Common Cause Arizona Denounces State Legislators’ Attempts to Escape Transparency

Media Contact

Jennifer Guzman

Program Director
jguzman@commoncause.org

Phoenix – The Arizona State Legislature just approved new rules that allow lawmakers to destroy emails after 90 days and delete text messages and social media messages as quickly as they receive them.

Under the new rules, emails in a House or Senate member’s legislative account will be destroyed 90 days after they are sent or received. Calendars, text messages, and “communications on online platforms” can also be destroyed after the “reference value has been served.” Under these new rules, lawmakers would be able to destroy all records and communications anytime they decide they are no longer needed, with no oversight.

Statement of Jenny Guzman, program director for Common Cause Arizona:

“Transparent government is good government, and Arizonans have a right to access public documents, including our elected leaders’ communications. Without access to such public records, including conversations with special interests, there’s no way to know if our leaders are acting in our interest.

Without transparency measures and oversight in place, lawmakers can freely engage in virtual backroom deal-making that diminishes trust in our leaders.
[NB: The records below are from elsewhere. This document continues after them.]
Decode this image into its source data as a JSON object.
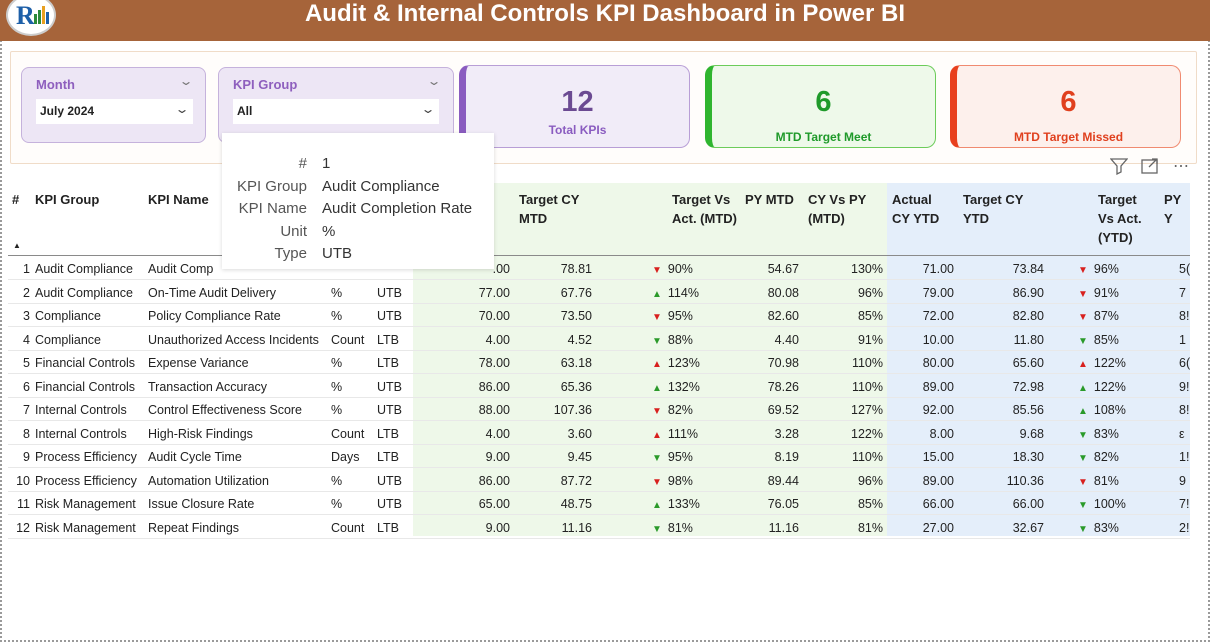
{
  "header": {
    "title": "Audit & Internal Controls KPI Dashboard in Power BI",
    "bar_color": "#a6643a"
  },
  "slicers": {
    "month": {
      "label": "Month",
      "value": "July 2024"
    },
    "kpi_group": {
      "label": "KPI Group",
      "value": "All"
    }
  },
  "cards": {
    "total": {
      "value": "12",
      "label": "Total KPIs",
      "color": "#8a5cc0"
    },
    "meet": {
      "value": "6",
      "label": "MTD Target Meet",
      "color": "#2fb52f"
    },
    "missed": {
      "value": "6",
      "label": "MTD Target Missed",
      "color": "#e8401e"
    }
  },
  "toolbar": {
    "filter_icon": "filter-icon",
    "focus_icon": "focus-mode-icon",
    "more_icon": "more-options-icon"
  },
  "table": {
    "headers": {
      "num": "#",
      "kpi_group": "KPI Group",
      "kpi_name": "KPI Name",
      "target_cy_mtd": "Target CY MTD",
      "tva_mtd": "Target Vs Act. (MTD)",
      "py_mtd": "PY MTD",
      "cy_vs_py_mtd": "CY Vs PY (MTD)",
      "actual_cy_ytd": "Actual CY YTD",
      "target_cy_ytd": "Target CY YTD",
      "tva_ytd": "Target Vs Act. (YTD)",
      "py_ytd": "PY Y"
    },
    "rows": [
      {
        "n": "1",
        "group": "Audit Compliance",
        "name": "Audit Comp",
        "unit": "",
        "type": "",
        "actual_mtd": ".00",
        "target_mtd": "78.81",
        "tva_mtd": "90%",
        "tva_mtd_dir": "down",
        "tva_mtd_color": "red",
        "py_mtd": "54.67",
        "cvp_mtd": "130%",
        "actual_ytd": "71.00",
        "target_ytd": "73.84",
        "tva_ytd": "96%",
        "tva_ytd_dir": "down",
        "tva_ytd_color": "red",
        "py_ytd": "5("
      },
      {
        "n": "2",
        "group": "Audit Compliance",
        "name": "On-Time Audit Delivery",
        "unit": "%",
        "type": "UTB",
        "actual_mtd": "77.00",
        "target_mtd": "67.76",
        "tva_mtd": "114%",
        "tva_mtd_dir": "up",
        "tva_mtd_color": "green",
        "py_mtd": "80.08",
        "cvp_mtd": "96%",
        "actual_ytd": "79.00",
        "target_ytd": "86.90",
        "tva_ytd": "91%",
        "tva_ytd_dir": "down",
        "tva_ytd_color": "red",
        "py_ytd": "7"
      },
      {
        "n": "3",
        "group": "Compliance",
        "name": "Policy Compliance Rate",
        "unit": "%",
        "type": "UTB",
        "actual_mtd": "70.00",
        "target_mtd": "73.50",
        "tva_mtd": "95%",
        "tva_mtd_dir": "down",
        "tva_mtd_color": "red",
        "py_mtd": "82.60",
        "cvp_mtd": "85%",
        "actual_ytd": "72.00",
        "target_ytd": "82.80",
        "tva_ytd": "87%",
        "tva_ytd_dir": "down",
        "tva_ytd_color": "red",
        "py_ytd": "8!"
      },
      {
        "n": "4",
        "group": "Compliance",
        "name": "Unauthorized Access Incidents",
        "unit": "Count",
        "type": "LTB",
        "actual_mtd": "4.00",
        "target_mtd": "4.52",
        "tva_mtd": "88%",
        "tva_mtd_dir": "down",
        "tva_mtd_color": "green",
        "py_mtd": "4.40",
        "cvp_mtd": "91%",
        "actual_ytd": "10.00",
        "target_ytd": "11.80",
        "tva_ytd": "85%",
        "tva_ytd_dir": "down",
        "tva_ytd_color": "green",
        "py_ytd": "1"
      },
      {
        "n": "5",
        "group": "Financial Controls",
        "name": "Expense Variance",
        "unit": "%",
        "type": "LTB",
        "actual_mtd": "78.00",
        "target_mtd": "63.18",
        "tva_mtd": "123%",
        "tva_mtd_dir": "up",
        "tva_mtd_color": "red",
        "py_mtd": "70.98",
        "cvp_mtd": "110%",
        "actual_ytd": "80.00",
        "target_ytd": "65.60",
        "tva_ytd": "122%",
        "tva_ytd_dir": "up",
        "tva_ytd_color": "red",
        "py_ytd": "6("
      },
      {
        "n": "6",
        "group": "Financial Controls",
        "name": "Transaction Accuracy",
        "unit": "%",
        "type": "UTB",
        "actual_mtd": "86.00",
        "target_mtd": "65.36",
        "tva_mtd": "132%",
        "tva_mtd_dir": "up",
        "tva_mtd_color": "green",
        "py_mtd": "78.26",
        "cvp_mtd": "110%",
        "actual_ytd": "89.00",
        "target_ytd": "72.98",
        "tva_ytd": "122%",
        "tva_ytd_dir": "up",
        "tva_ytd_color": "green",
        "py_ytd": "9!"
      },
      {
        "n": "7",
        "group": "Internal Controls",
        "name": "Control Effectiveness Score",
        "unit": "%",
        "type": "UTB",
        "actual_mtd": "88.00",
        "target_mtd": "107.36",
        "tva_mtd": "82%",
        "tva_mtd_dir": "down",
        "tva_mtd_color": "red",
        "py_mtd": "69.52",
        "cvp_mtd": "127%",
        "actual_ytd": "92.00",
        "target_ytd": "85.56",
        "tva_ytd": "108%",
        "tva_ytd_dir": "up",
        "tva_ytd_color": "green",
        "py_ytd": "8!"
      },
      {
        "n": "8",
        "group": "Internal Controls",
        "name": "High-Risk Findings",
        "unit": "Count",
        "type": "LTB",
        "actual_mtd": "4.00",
        "target_mtd": "3.60",
        "tva_mtd": "111%",
        "tva_mtd_dir": "up",
        "tva_mtd_color": "red",
        "py_mtd": "3.28",
        "cvp_mtd": "122%",
        "actual_ytd": "8.00",
        "target_ytd": "9.68",
        "tva_ytd": "83%",
        "tva_ytd_dir": "down",
        "tva_ytd_color": "green",
        "py_ytd": "ε"
      },
      {
        "n": "9",
        "group": "Process Efficiency",
        "name": "Audit Cycle Time",
        "unit": "Days",
        "type": "LTB",
        "actual_mtd": "9.00",
        "target_mtd": "9.45",
        "tva_mtd": "95%",
        "tva_mtd_dir": "down",
        "tva_mtd_color": "green",
        "py_mtd": "8.19",
        "cvp_mtd": "110%",
        "actual_ytd": "15.00",
        "target_ytd": "18.30",
        "tva_ytd": "82%",
        "tva_ytd_dir": "down",
        "tva_ytd_color": "green",
        "py_ytd": "1!"
      },
      {
        "n": "10",
        "group": "Process Efficiency",
        "name": "Automation Utilization",
        "unit": "%",
        "type": "UTB",
        "actual_mtd": "86.00",
        "target_mtd": "87.72",
        "tva_mtd": "98%",
        "tva_mtd_dir": "down",
        "tva_mtd_color": "red",
        "py_mtd": "89.44",
        "cvp_mtd": "96%",
        "actual_ytd": "89.00",
        "target_ytd": "110.36",
        "tva_ytd": "81%",
        "tva_ytd_dir": "down",
        "tva_ytd_color": "red",
        "py_ytd": "9"
      },
      {
        "n": "11",
        "group": "Risk Management",
        "name": "Issue Closure Rate",
        "unit": "%",
        "type": "UTB",
        "actual_mtd": "65.00",
        "target_mtd": "48.75",
        "tva_mtd": "133%",
        "tva_mtd_dir": "up",
        "tva_mtd_color": "green",
        "py_mtd": "76.05",
        "cvp_mtd": "85%",
        "actual_ytd": "66.00",
        "target_ytd": "66.00",
        "tva_ytd": "100%",
        "tva_ytd_dir": "down",
        "tva_ytd_color": "green",
        "py_ytd": "7!"
      },
      {
        "n": "12",
        "group": "Risk Management",
        "name": "Repeat Findings",
        "unit": "Count",
        "type": "LTB",
        "actual_mtd": "9.00",
        "target_mtd": "11.16",
        "tva_mtd": "81%",
        "tva_mtd_dir": "down",
        "tva_mtd_color": "green",
        "py_mtd": "11.16",
        "cvp_mtd": "81%",
        "actual_ytd": "27.00",
        "target_ytd": "32.67",
        "tva_ytd": "83%",
        "tva_ytd_dir": "down",
        "tva_ytd_color": "green",
        "py_ytd": "2!"
      }
    ]
  },
  "tooltip": {
    "rows": [
      {
        "key": "#",
        "value": "1"
      },
      {
        "key": "KPI Group",
        "value": "Audit Compliance"
      },
      {
        "key": "KPI Name",
        "value": "Audit Completion Rate"
      },
      {
        "key": "Unit",
        "value": "%"
      },
      {
        "key": "Type",
        "value": "UTB"
      }
    ]
  }
}
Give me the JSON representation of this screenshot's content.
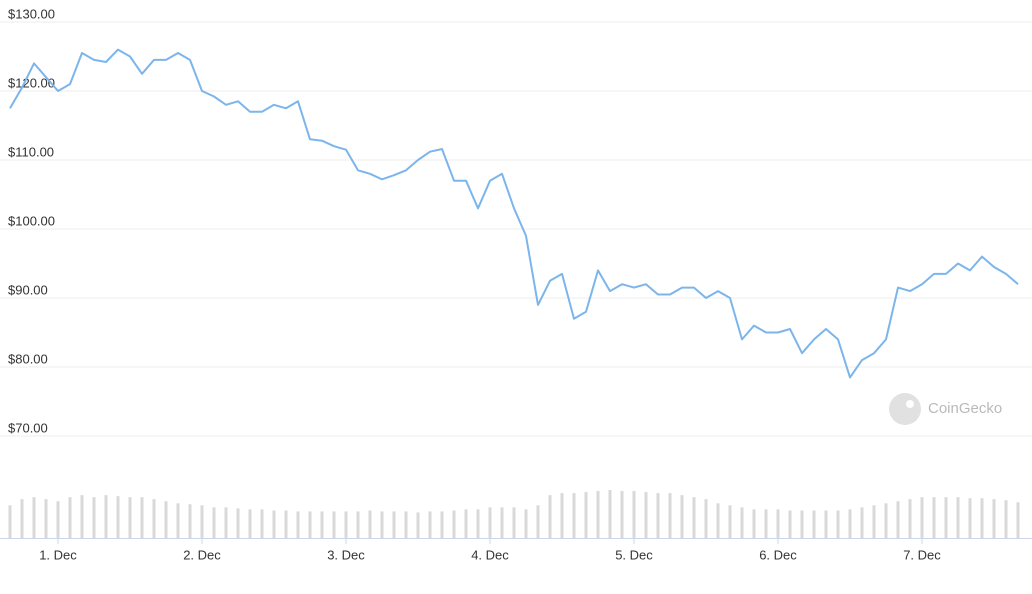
{
  "chart_data": {
    "type": "line",
    "watermark": "CoinGecko",
    "categories": [
      null,
      null,
      null,
      null,
      "1. Dec",
      null,
      null,
      null,
      null,
      null,
      null,
      null,
      null,
      null,
      null,
      null,
      "2. Dec",
      null,
      null,
      null,
      null,
      null,
      null,
      null,
      null,
      null,
      null,
      null,
      "3. Dec",
      null,
      null,
      null,
      null,
      null,
      null,
      null,
      null,
      null,
      null,
      null,
      "4. Dec",
      null,
      null,
      null,
      null,
      null,
      null,
      null,
      null,
      null,
      null,
      null,
      "5. Dec",
      null,
      null,
      null,
      null,
      null,
      null,
      null,
      null,
      null,
      null,
      null,
      "6. Dec",
      null,
      null,
      null,
      null,
      null,
      null,
      null,
      null,
      null,
      null,
      null,
      "7. Dec",
      null,
      null,
      null,
      null,
      null,
      null,
      null,
      null
    ],
    "series": [
      {
        "color": "#7cb5ec",
        "values": [
          117.5,
          120.5,
          124,
          122,
          120,
          121,
          125.5,
          124.5,
          124.2,
          126,
          125,
          122.5,
          124.5,
          124.5,
          125.5,
          124.5,
          120,
          119.2,
          118,
          118.5,
          117,
          117,
          118,
          117.5,
          118.5,
          113,
          112.8,
          112,
          111.5,
          108.5,
          108,
          107.2,
          107.8,
          108.5,
          110,
          111.2,
          111.6,
          107,
          107,
          103,
          107,
          108,
          103,
          99,
          89,
          92.5,
          93.5,
          87,
          88,
          94,
          91,
          92,
          91.5,
          92,
          90.5,
          90.5,
          91.5,
          91.5,
          90,
          91,
          90,
          84,
          86,
          85,
          85,
          85.5,
          82,
          84,
          85.5,
          84,
          78.5,
          81,
          82,
          84,
          91.5,
          91,
          92,
          93.5,
          93.5,
          95,
          94,
          96,
          94.5,
          93.5,
          92
        ]
      }
    ],
    "volume_color": "#d9d9d9",
    "volume_values": [
      32,
      38,
      40,
      38,
      36,
      40,
      42,
      40,
      42,
      41,
      40,
      40,
      38,
      36,
      34,
      33,
      32,
      30,
      30,
      29,
      28,
      28,
      27,
      27,
      26,
      26,
      26,
      26,
      26,
      26,
      27,
      26,
      26,
      26,
      25,
      26,
      26,
      27,
      28,
      28,
      30,
      30,
      30,
      28,
      32,
      42,
      44,
      44,
      45,
      46,
      47,
      46,
      46,
      45,
      44,
      44,
      42,
      40,
      38,
      34,
      32,
      30,
      28,
      28,
      28,
      27,
      27,
      27,
      27,
      27,
      28,
      30,
      32,
      34,
      36,
      38,
      40,
      40,
      40,
      40,
      39,
      39,
      38,
      37,
      35
    ],
    "ylim": [
      70,
      130
    ],
    "yticks": [
      {
        "value": 70,
        "label": "$70.00"
      },
      {
        "value": 80,
        "label": "$80.00"
      },
      {
        "value": 90,
        "label": "$90.00"
      },
      {
        "value": 100,
        "label": "$100.00"
      },
      {
        "value": 110,
        "label": "$110.00"
      },
      {
        "value": 120,
        "label": "$120.00"
      },
      {
        "value": 130,
        "label": "$130.00"
      }
    ],
    "grid": true
  }
}
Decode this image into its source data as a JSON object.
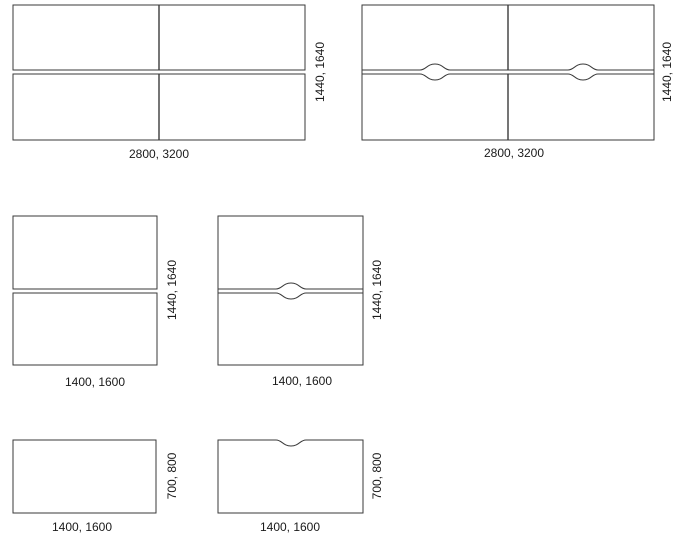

Shielding their work from public view sends a terrible message to the people who elected them in the first place.

The need for transparency doesn’t magically end after 90 days. Lawmakers owe their constituents honesty in their work and should not gatekeep access to it. Without accountability through transparency, Arizonans would lose important checks and balances that make our democracy work for everyone.

Common Cause Arizona is calling on leadership to repeal these rules.”